University of Phoenix

Psych/504

Instructor: Shawn Davis

Personality Theory Paper

(John Forbes Nash: A Beautiful Mind)

The movie "A Beautiful Mind" is an inspiring true story that tells the fascinating account of Nobel Prize (the Fields Medal for Mathematics) winner John Nash's life long struggle with 'Schizophrenia". The movie covers the years of when he was not even aware that he had schizophrenia to the time when he and his wife work out a way in their marriage to manage his illness. This movie provides great insight into the condition of schizophrenia, its symptoms and the various treatments that were available for it at the time. Russel Crowe is the actor which plays the part of John Nash and who does a wonderful job portraying the disturbed thinking, emotion, behavior and perception that most often characterizes this disorder. This movies not only shows how difficult it is to manage or overcome this disorder but also how important it is to have social support from family and colleagues, for example his academic peers at Princeton supported him throughout much of his career and to find a place for him in the academic society. Also according to (Akiva Goldsman, Ron Howard, 2002) "the love and support of his wife was a significant factor in his recovery."

Karen Horney:

In a different view than most theorist in her day, Karen Horney viewed neurosis as much more common in normal life and that it is in fact an attempt to make life bearable. Each of us everyday strive to control and work through the issues we face and for the most part seem to do fine but the neurotic often feels out of control and failing. She believed that there are ten patterns associated with the needs of the neurotic personality. 1. The overwhelming need for affection and approval. 2. The strong need for a lifelong partner who will in effect take over one's life. 3. To restrict one's life, satisfied with little. 4. The need for power. 5. To get the better of others. 6. The need for social recognition. 7. Personal admiration. 8. Personal Achievement. 9. Self-sufficiency and independence. 10. Perfection, fear of being flawed.

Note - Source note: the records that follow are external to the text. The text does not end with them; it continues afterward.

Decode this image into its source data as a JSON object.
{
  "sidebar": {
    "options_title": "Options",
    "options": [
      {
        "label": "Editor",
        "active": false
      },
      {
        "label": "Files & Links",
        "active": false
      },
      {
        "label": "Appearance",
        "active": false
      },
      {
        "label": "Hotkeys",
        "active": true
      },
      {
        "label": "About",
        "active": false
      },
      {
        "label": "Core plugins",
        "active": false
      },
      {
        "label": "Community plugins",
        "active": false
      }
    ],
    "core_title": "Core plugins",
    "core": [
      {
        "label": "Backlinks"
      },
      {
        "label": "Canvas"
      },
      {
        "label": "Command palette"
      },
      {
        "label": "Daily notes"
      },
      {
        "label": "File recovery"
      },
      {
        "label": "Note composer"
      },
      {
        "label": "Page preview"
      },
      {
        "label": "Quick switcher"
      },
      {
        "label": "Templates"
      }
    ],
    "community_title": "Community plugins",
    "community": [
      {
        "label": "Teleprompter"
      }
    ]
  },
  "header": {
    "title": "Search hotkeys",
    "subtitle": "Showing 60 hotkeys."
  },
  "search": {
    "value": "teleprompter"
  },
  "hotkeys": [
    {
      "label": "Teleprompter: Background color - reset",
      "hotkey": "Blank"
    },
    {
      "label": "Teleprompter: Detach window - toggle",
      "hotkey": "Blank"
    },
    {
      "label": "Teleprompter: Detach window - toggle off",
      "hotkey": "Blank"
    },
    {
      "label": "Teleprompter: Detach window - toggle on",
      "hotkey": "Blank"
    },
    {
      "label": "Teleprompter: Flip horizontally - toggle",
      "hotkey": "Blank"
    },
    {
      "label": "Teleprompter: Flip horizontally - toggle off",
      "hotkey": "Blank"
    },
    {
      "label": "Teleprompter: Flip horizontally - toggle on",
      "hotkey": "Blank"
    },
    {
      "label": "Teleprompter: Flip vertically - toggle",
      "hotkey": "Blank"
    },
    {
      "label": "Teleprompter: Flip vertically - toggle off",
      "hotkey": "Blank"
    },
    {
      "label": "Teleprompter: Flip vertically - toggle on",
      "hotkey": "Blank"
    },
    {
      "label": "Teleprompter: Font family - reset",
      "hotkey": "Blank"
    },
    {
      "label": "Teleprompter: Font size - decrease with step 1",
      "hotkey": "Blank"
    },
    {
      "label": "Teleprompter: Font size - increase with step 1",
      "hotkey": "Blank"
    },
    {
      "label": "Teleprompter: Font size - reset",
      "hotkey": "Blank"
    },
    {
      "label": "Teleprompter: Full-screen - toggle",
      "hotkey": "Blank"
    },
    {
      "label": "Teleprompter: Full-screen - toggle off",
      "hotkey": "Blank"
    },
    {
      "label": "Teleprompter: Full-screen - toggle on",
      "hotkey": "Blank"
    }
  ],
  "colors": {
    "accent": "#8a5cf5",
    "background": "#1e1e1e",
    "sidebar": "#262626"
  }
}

I believe that in Karen Horney's theory John Nash would at first been considered neurotic because of his needs for power as is shown in the movie when he plays the game with a fellow colleague and loses and is greatly upset that he lost and becomes determined to not lose again. Also in his pursuit of a mate, it seemed to be an overwhelming drive within him that he achieve this goal in his life and that she would be what he needed to fulfill what he felt was lacking in his life. Then there was the strong desire within him for personal achievement that he had to be the best in that entire he did, and also his strong feeling that he didn't need other people's help to overcome his disorder, that he could handle it himself. However today after many other theorists have explored this condition, we have discovered that unlike neurosis where the disorder is an emotional problem often caused by stress or other emotional factors, schizophrenia is considered to be a form of organic brain disease, meaning that there is a physical not emotional cause as to why something is wrong. In Horney's theory his disorder would have considered a result of some form of abuse during his childhood that led to his neurotic fears and anxiety, which would not have been true in that through the movie we see that his disorder was a result of physical inadequacy within his brain that led to his delusions and other issues.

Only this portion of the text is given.